Mary alzò gli occhi al cielo, enfatica.
“Nessun problema. L’idea di te che scorrazzi per la città senza tregua mi
ripagherà della delusione.”
Sherlock si ritrovò a sorridere, senza
averne avuta l’intenzione.
“Oh, quasi dimenticavo. Sherlock,
questo è da parte di Molly. Credevamo avessi decifrato il mistero.”

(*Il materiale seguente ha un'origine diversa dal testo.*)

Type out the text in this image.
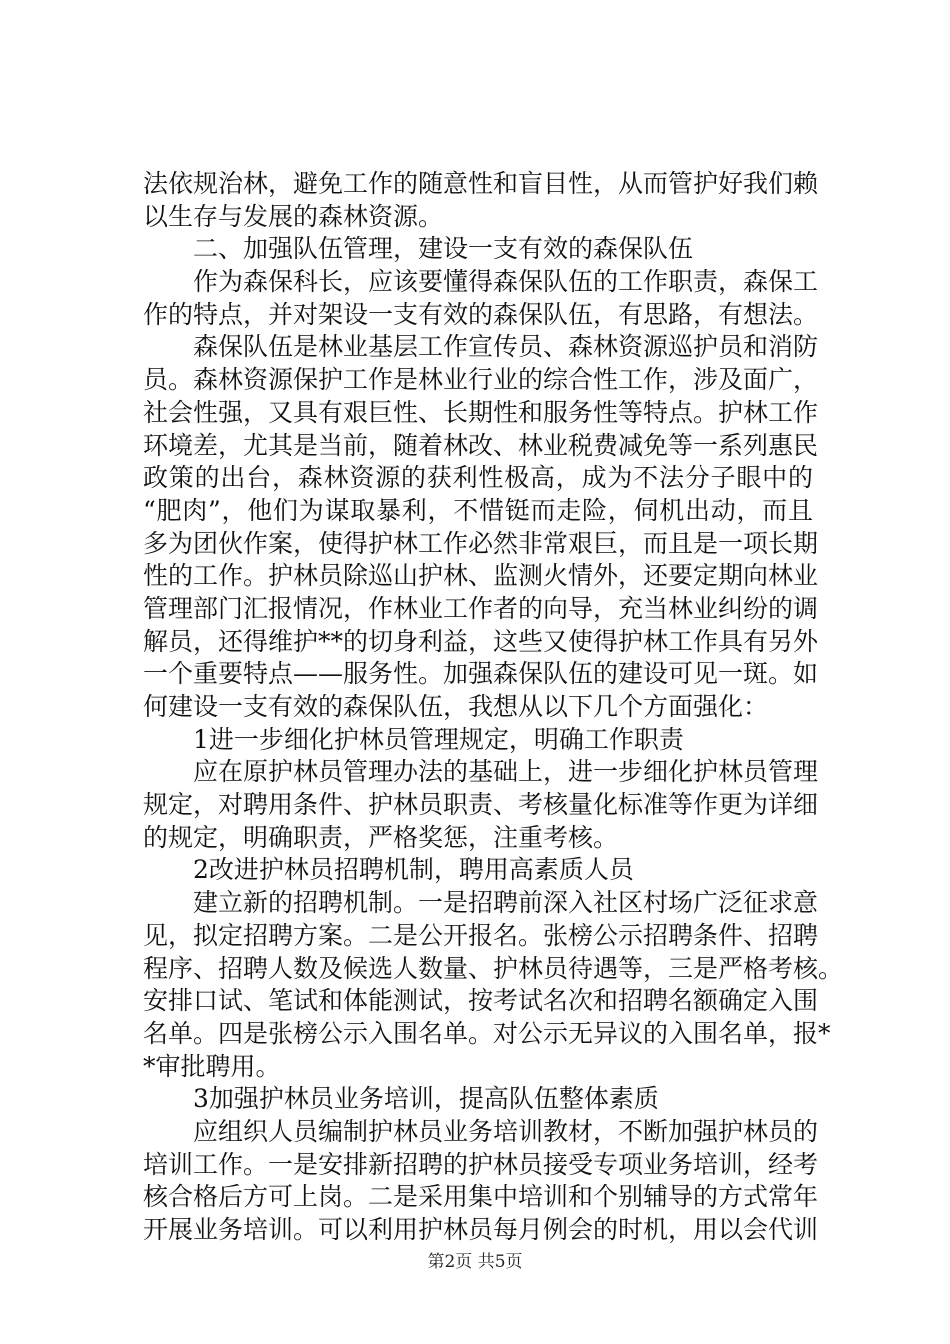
法依规治林，避免工作的随意性和盲目性，从而管护好我们赖
以生存与发展的森林资源。
二、加强队伍管理，建设一支有效的森保队伍
作为森保科长，应该要懂得森保队伍的工作职责，森保工
作的特点，并对架设一支有效的森保队伍，有思路，有想法。
森保队伍是林业基层工作宣传员、森林资源巡护员和消防
员。森林资源保护工作是林业行业的综合性工作，涉及面广，
社会性强，又具有艰巨性、长期性和服务性等特点。护林工作
环境差，尤其是当前，随着林改、林业税费减免等一系列惠民
政策的出台，森林资源的获利性极高，成为不法分子眼中的
“肥肉”，他们为谋取暴利，不惜铤而走险，伺机出动，而且
多为团伙作案，使得护林工作必然非常艰巨，而且是一项长期
性的工作。护林员除巡山护林、监测火情外，还要定期向林业
管理部门汇报情况，作林业工作者的向导，充当林业纠纷的调
解员，还得维护**的切身利益，这些又使得护林工作具有另外
一个重要特点——服务性。加强森保队伍的建设可见一斑。如
何建设一支有效的森保队伍，我想从以下几个方面强化：
1进一步细化护林员管理规定，明确工作职责
应在原护林员管理办法的基础上，进一步细化护林员管理
规定，对聘用条件、护林员职责、考核量化标准等作更为详细
的规定，明确职责，严格奖惩，注重考核。
2改进护林员招聘机制，聘用高素质人员
建立新的招聘机制。一是招聘前深入社区村场广泛征求意
见，拟定招聘方案。二是公开报名。张榜公示招聘条件、招聘
程序、招聘人数及候选人数量、护林员待遇等，三是严格考核。
安排口试、笔试和体能测试，按考试名次和招聘名额确定入围
名单。四是张榜公示入围名单。对公示无异议的入围名单，报*
*审批聘用。
3加强护林员业务培训，提高队伍整体素质
应组织人员编制护林员业务培训教材，不断加强护林员的
培训工作。一是安排新招聘的护林员接受专项业务培训，经考
核合格后方可上岗。二是采用集中培训和个别辅导的方式常年
开展业务培训。可以利用护林员每月例会的时机，用以会代训
第2页 共5页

Sherlock osservò il pacchetto che lei
gli aveva poggiato sulle gambe, lo sollevò con due dita, stringendolo per il
fiocco.
“È inutile che ti dica cosa contiene,
giusto?”
“Torta al cioccolato”, desunse
Sherlock, annoiato.
“Prego”, ribatté Mary con un sorriso
enigmatico.
Decisamente, lei e Molly
avrebbero potuto competere in una gara di sorrisi incomprensibili e frasi
enigmatiche. E si sarebbe trattato di un ex aequo.
Sherlock
sgranò gli occhi. Ma certo! Che stupido
ottuso a non esserci arrivato prima!
Balzò
in piedi come una furia.
“Ed
eccolo che parte”, disse John, da qualche parte dietro di lui.
Sherlock
era già alla porta che indossava il Belstaff.
Mary
rise. “Siete due uomini molto fortunati, sapete. Siete circondati di persone leali,
meravigliose e pazienti: Molly, Mrs Hudson, Greg. E ora anche me.”
Sherlock
sentì John rispondere con qualche sciocchezza romantica e sentimentale.
Mary
li seguì giù per le scale, fino alla strada buia, dove Sherlock fischiò al taxi
che stava passando. “E così saremmo fortunati?” le chiese, voltandosi ad
osservarla da sopra la spalla.
Mary
annuì, serafica. “Altrettanto lo sono io.”
N/a:
Altro
esperimento di dubbie qualità (se ne ha, per l'appunto). Tentare tentare tentare. Procedere per tentativi.
Ambientata
un mese dopo The Empty Hearse.
Domanda
sciocca: voi lo sapevate che dall’inizio del primo episodio fino alla fine del terzo
trascorre un anno e un mese, più o meno? Io l’ho scoperto controllando le date
sul blog ufficiale del Dr Watson (http://www.johnwatsonblog.co.uk).
Questo
significa che il primo Natale lo hanno trascorso insieme!